Member of the Legislative Assembly of Quebec for Lévis
- In office 1935–1939
- Preceded by: Arthur Bélanger
- Succeeded by: Joseph-Georges Francoeur
- In office 1944–1948
- Preceded by: Joseph-Georges Francoeur
- Succeeded by: Joseph-Albert Samson

Member of the Legislative Council of Quebec for La Salle
- In office 1948–1954
- Preceded by: Pierre Bertrand
- Succeeded by: Alfred-Albert Bouchard

Personal details
- Born: November 19, 1877 Saint-Henri, Quebec
- Died: October 8, 1954 (aged 76) Lévis, Quebec
- Party: Action libérale nationale Union nationale

= Joseph-Théophile Larochelle =

Canadian politician

Joseph-Théophile Larochelle (November 19, 1877 - October 8, 1954) was a politician of Quebec, Canada and a Member of the Legislative Assembly of Quebec (MLA).

==Early life==

He was born on November 19, 1877, near Lévis, Chaudière-Appalaches and worked in Massachusetts for four years.

==Local politics==

Larochelle served as a city councillor and as a school board member in Lévis.

==Member of the legislature==

He ran as an Action libérale nationale candidate in the district of Lévis in the 1935 provincial election and won.

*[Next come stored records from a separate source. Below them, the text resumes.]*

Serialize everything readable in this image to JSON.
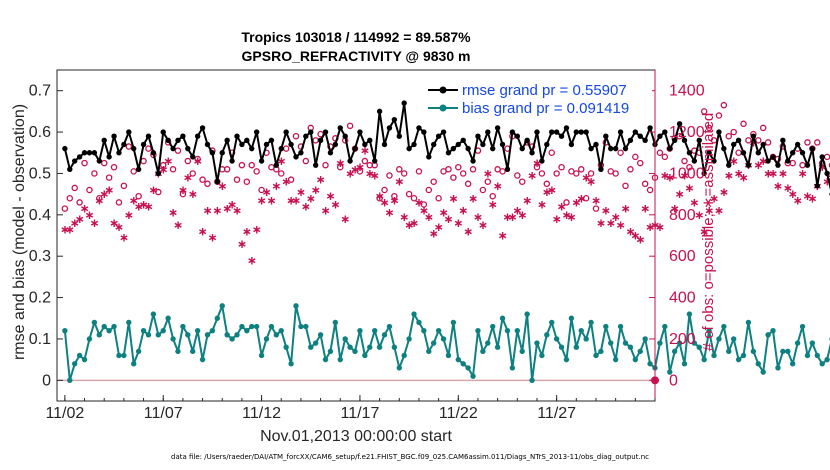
{
  "title_line1": "Tropics 103018 / 114992 = 89.587%",
  "title_line2": "GPSRO_REFRACTIVITY @ 9830 m",
  "ylabel_left": "rmse and bias (model - observation)",
  "ylabel_right": "# of obs: o=possible; ∗=assimilated",
  "xlabel": "Nov.01,2013 00:00:00 start",
  "footnote": "data file: /Users/raeder/DAI/ATM_forcXX/CAM6_setup/f.e21.FHIST_BGC.f09_025.CAM6assim.011/Diags_NTrS_2013-11/obs_diag_output.nc",
  "legend": [
    {
      "label": "rmse grand pr = 0.55907",
      "color": "#000000",
      "marker": "filled-circle"
    },
    {
      "label": "bias grand pr = 0.091419",
      "color": "#0d8080",
      "marker": "filled-circle"
    }
  ],
  "colors": {
    "rmse": "#000000",
    "bias": "#0d8080",
    "obs": "#c8104f",
    "zero_line": "#d8a8a8"
  },
  "chart_data": {
    "type": "line",
    "x_unit": "days since Nov.01,2013 00:00:00",
    "x_step": 0.25,
    "xlim": [
      0.6,
      31.0
    ],
    "ylim_left": [
      -0.05,
      0.75
    ],
    "ylim_right": [
      -100,
      1500
    ],
    "yticks_left": [
      0,
      0.1,
      0.2,
      0.3,
      0.4,
      0.5,
      0.6,
      0.7
    ],
    "yticks_left_labels": [
      "0",
      "0.1",
      "0.2",
      "0.3",
      "0.4",
      "0.5",
      "0.6",
      "0.7"
    ],
    "yticks_right": [
      0,
      200,
      400,
      600,
      800,
      1000,
      1200,
      1400
    ],
    "yticks_right_labels": [
      "0",
      "200",
      "400",
      "600",
      "800",
      "1000",
      "1200",
      "1400"
    ],
    "xticks": [
      1,
      6,
      11,
      16,
      21,
      26
    ],
    "xtick_labels": [
      "11/02",
      "11/07",
      "11/12",
      "11/17",
      "11/22",
      "11/27"
    ],
    "series": [
      {
        "name": "rmse",
        "axis": "left",
        "values": [
          0.56,
          0.51,
          0.53,
          0.54,
          0.55,
          0.55,
          0.55,
          0.53,
          0.58,
          0.54,
          0.59,
          0.55,
          0.57,
          0.6,
          0.56,
          0.51,
          0.57,
          0.59,
          0.55,
          0.5,
          0.6,
          0.58,
          0.56,
          0.58,
          0.59,
          0.56,
          0.54,
          0.59,
          0.61,
          0.57,
          0.55,
          0.48,
          0.55,
          0.58,
          0.53,
          0.59,
          0.57,
          0.58,
          0.56,
          0.6,
          0.53,
          0.57,
          0.58,
          0.52,
          0.56,
          0.6,
          0.57,
          0.54,
          0.55,
          0.59,
          0.6,
          0.52,
          0.58,
          0.6,
          0.55,
          0.57,
          0.61,
          0.59,
          0.53,
          0.56,
          0.6,
          0.57,
          0.58,
          0.53,
          0.65,
          0.57,
          0.61,
          0.63,
          0.59,
          0.67,
          0.56,
          0.57,
          0.61,
          0.6,
          0.54,
          0.57,
          0.59,
          0.6,
          0.55,
          0.56,
          0.57,
          0.58,
          0.56,
          0.53,
          0.59,
          0.57,
          0.6,
          0.56,
          0.61,
          0.57,
          0.51,
          0.6,
          0.59,
          0.56,
          0.58,
          0.55,
          0.6,
          0.53,
          0.57,
          0.6,
          0.6,
          0.59,
          0.61,
          0.57,
          0.6,
          0.6,
          0.6,
          0.56,
          0.57,
          0.51,
          0.59,
          0.56,
          0.56,
          0.6,
          0.56,
          0.58,
          0.6,
          0.59,
          0.58,
          0.61,
          0.57,
          0.59,
          0.6,
          0.56,
          0.58,
          0.62,
          0.58,
          0.55,
          0.53,
          0.58,
          0.5,
          0.55,
          0.53,
          0.6,
          0.56,
          0.52,
          0.57,
          0.58,
          0.55,
          0.52,
          0.59,
          0.55,
          0.57,
          0.53,
          0.54,
          0.52,
          0.58,
          0.53,
          0.55,
          0.57,
          0.55,
          0.52,
          0.56,
          0.47,
          0.54,
          0.5,
          0.45,
          0.51,
          0.53,
          0.53,
          0.52,
          0.49,
          0.55,
          0.53,
          0.54,
          0.56,
          0.54,
          0.57,
          0.59,
          0.54,
          0.52,
          0.58,
          0.55,
          0.53,
          0.51,
          0.54,
          0.52,
          0.55,
          0.52,
          0.5,
          0.57,
          0.55,
          0.51,
          0.53,
          0.55,
          0.53,
          0.57,
          0.55,
          0.52,
          0.56,
          0.55,
          0.53
        ]
      },
      {
        "name": "bias",
        "axis": "left",
        "values": [
          0.12,
          0.0,
          0.04,
          0.06,
          0.05,
          0.1,
          0.14,
          0.11,
          0.13,
          0.12,
          0.13,
          0.06,
          0.06,
          0.14,
          0.04,
          0.07,
          0.12,
          0.11,
          0.16,
          0.11,
          0.12,
          0.15,
          0.1,
          0.07,
          0.13,
          0.11,
          0.07,
          0.12,
          0.05,
          0.11,
          0.12,
          0.15,
          0.18,
          0.11,
          0.1,
          0.11,
          0.13,
          0.12,
          0.13,
          0.13,
          0.06,
          0.1,
          0.13,
          0.11,
          0.12,
          0.08,
          0.04,
          0.18,
          0.13,
          0.13,
          0.08,
          0.09,
          0.11,
          0.05,
          0.07,
          0.14,
          0.05,
          0.1,
          0.08,
          0.07,
          0.12,
          0.06,
          0.08,
          0.12,
          0.08,
          0.11,
          0.13,
          0.08,
          0.03,
          0.06,
          0.1,
          0.16,
          0.14,
          0.12,
          0.07,
          0.09,
          0.12,
          0.1,
          0.06,
          0.14,
          0.05,
          0.04,
          0.03,
          0.01,
          0.12,
          0.07,
          0.09,
          0.13,
          0.08,
          0.15,
          0.12,
          0.03,
          0.12,
          0.07,
          0.16,
          0.0,
          0.09,
          0.06,
          0.11,
          0.14,
          0.1,
          0.08,
          0.05,
          0.15,
          0.08,
          0.12,
          0.1,
          0.14,
          0.06,
          0.07,
          0.13,
          0.09,
          0.05,
          0.13,
          0.09,
          0.08,
          0.05,
          0.07,
          0.1,
          0.04,
          0.03,
          0.09,
          0.13,
          0.02,
          0.07,
          0.09,
          0.04,
          0.16,
          0.09,
          0.08,
          0.05,
          0.12,
          0.06,
          0.1,
          0.13,
          0.07,
          0.1,
          0.05,
          0.06,
          0.14,
          0.07,
          0.04,
          0.02,
          0.11,
          0.12,
          0.03,
          0.07,
          0.07,
          0.04,
          0.09,
          0.13,
          0.06,
          0.09,
          0.06,
          0.04,
          0.05,
          0.1,
          0.14,
          0.02,
          0.05,
          0.06,
          0.09,
          0.07,
          0.14,
          0.06,
          0.04,
          0.11,
          0.06,
          0.06,
          0.1,
          0.1,
          0.08,
          0.05,
          0.09,
          0.07,
          0.1,
          0.12,
          0.05,
          0.09,
          0.04,
          0.06,
          0.04,
          0.08,
          0.11,
          0.04,
          0.09,
          0.08,
          0.07,
          0.05,
          0.14,
          0.12,
          0.06,
          0.07,
          0.07
        ]
      },
      {
        "name": "obs_possible",
        "axis": "right",
        "marker": "o",
        "values": [
          830,
          880,
          930,
          860,
          1050,
          920,
          1000,
          880,
          1050,
          980,
          1030,
          860,
          940,
          1130,
          1010,
          890,
          1060,
          1120,
          1090,
          910,
          1040,
          1150,
          1020,
          1110,
          900,
          1060,
          1000,
          1070,
          970,
          950,
          1110,
          960,
          1020,
          1020,
          1100,
          970,
          1040,
          960,
          1040,
          1010,
          920,
          1100,
          1030,
          1020,
          1000,
          1120,
          970,
          1180,
          1130,
          1060,
          1220,
          1160,
          1190,
          1040,
          1130,
          1170,
          1030,
          1160,
          1230,
          1120,
          1010,
          1060,
          1040,
          1040,
          880,
          920,
          990,
          890,
          1020,
          1000,
          900,
          880,
          1010,
          850,
          920,
          960,
          880,
          1010,
          1020,
          980,
          1030,
          1000,
          950,
          1020,
          1110,
          920,
          960,
          890,
          1020,
          1010,
          1120,
          1180,
          990,
          960,
          1150,
          1130,
          1030,
          1000,
          950,
          1100,
          1000,
          1030,
          860,
          1010,
          1000,
          1020,
          880,
          1000,
          830,
          1040,
          1150,
          1010,
          1000,
          1100,
          940,
          1020,
          1080,
          1050,
          950,
          920,
          980,
          1100,
          1080,
          1120,
          1170,
          1180,
          1060,
          1030,
          1110,
          1100,
          1300,
          1220,
          1160,
          1280,
          1330,
          1180,
          1200,
          1100,
          1240,
          1160,
          1190,
          1160,
          1220,
          1150,
          1080,
          1070,
          1130,
          1050,
          1050,
          1120,
          1040,
          1150,
          1120,
          1150,
          1050,
          1080,
          1040,
          1020,
          1020,
          980,
          1050,
          1000,
          1050,
          1040,
          1000,
          1090,
          1070,
          1010,
          1020,
          1110,
          1030,
          1060,
          1040,
          1080,
          1100,
          1010,
          1100,
          1060,
          1050,
          1100,
          1080,
          1030,
          1130,
          1100,
          1050,
          1100,
          1060,
          1010,
          1040,
          1020
        ]
      },
      {
        "name": "obs_assimilated",
        "axis": "right",
        "marker": "*",
        "values": [
          730,
          730,
          760,
          780,
          830,
          800,
          760,
          870,
          900,
          920,
          760,
          740,
          690,
          800,
          870,
          840,
          850,
          840,
          920,
          1000,
          1020,
          1060,
          810,
          750,
          920,
          980,
          900,
          1060,
          720,
          820,
          690,
          820,
          940,
          830,
          850,
          820,
          660,
          720,
          580,
          730,
          870,
          910,
          870,
          940,
          1060,
          960,
          870,
          870,
          910,
          840,
          880,
          920,
          970,
          820,
          890,
          850,
          1050,
          780,
          1000,
          1020,
          1030,
          1110,
          1000,
          990,
          890,
          860,
          810,
          870,
          960,
          790,
          750,
          760,
          860,
          820,
          790,
          710,
          740,
          810,
          780,
          880,
          760,
          820,
          720,
          880,
          790,
          750,
          1000,
          850,
          940,
          700,
          790,
          790,
          820,
          800,
          870,
          990,
          1050,
          850,
          910,
          920,
          780,
          840,
          800,
          790,
          860,
          880,
          980,
          960,
          870,
          760,
          820,
          760,
          790,
          750,
          830,
          720,
          700,
          680,
          830,
          740,
          750,
          740,
          990,
          980,
          830,
          900,
          990,
          930,
          860,
          800,
          720,
          820,
          880,
          820,
          910,
          990,
          1060,
          1000,
          980,
          1040,
          1150,
          1040,
          1060,
          1000,
          1000,
          940,
          1000,
          930,
          900,
          870,
          1000,
          890,
          880,
          940,
          1030,
          960,
          980,
          900,
          1000,
          820,
          830,
          970,
          900,
          880,
          850,
          790,
          740,
          880,
          820,
          1000,
          940,
          970,
          900,
          810,
          910,
          860,
          730,
          790,
          830,
          980,
          960,
          980,
          990,
          950,
          1000,
          1010,
          980,
          1000
        ]
      }
    ]
  }
}
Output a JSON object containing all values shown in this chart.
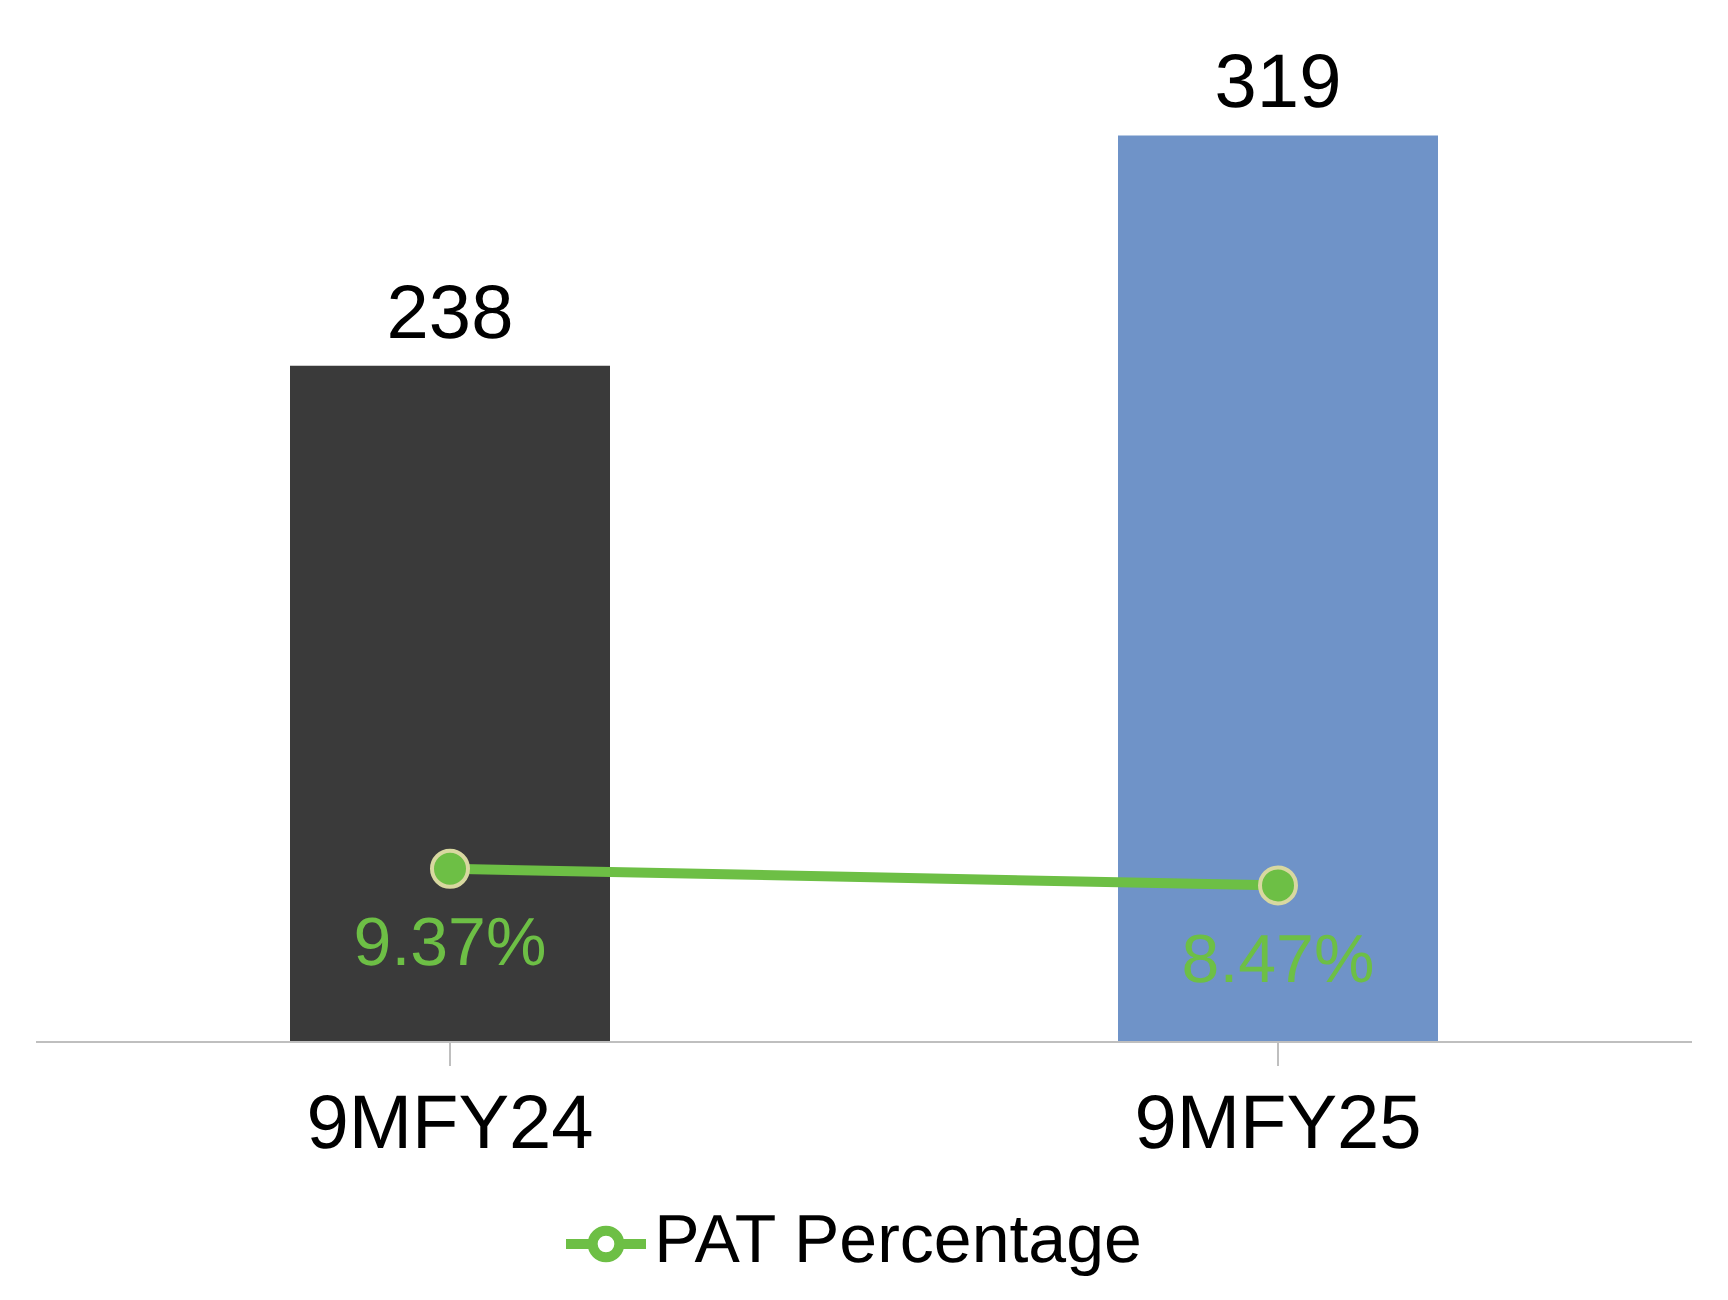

Larochelle joined Maurice Duplessis's Union Nationale and was re-elected in the 1936 election. He was defeated by Liberal candidate Joseph-Georges Francoeur in the 1939 election.

==Political comeback==

Larochelle was re-elected in the 1944 and 1948 elections. He became Minister without Portfolio in 1944.

==Legislative Councillor==

He resigned in 1948 to accept a seat in the Legislative Council of Quebec and represented the division of La Salle until his death.

==Death==

He died on October 8, 1954, in Lévis.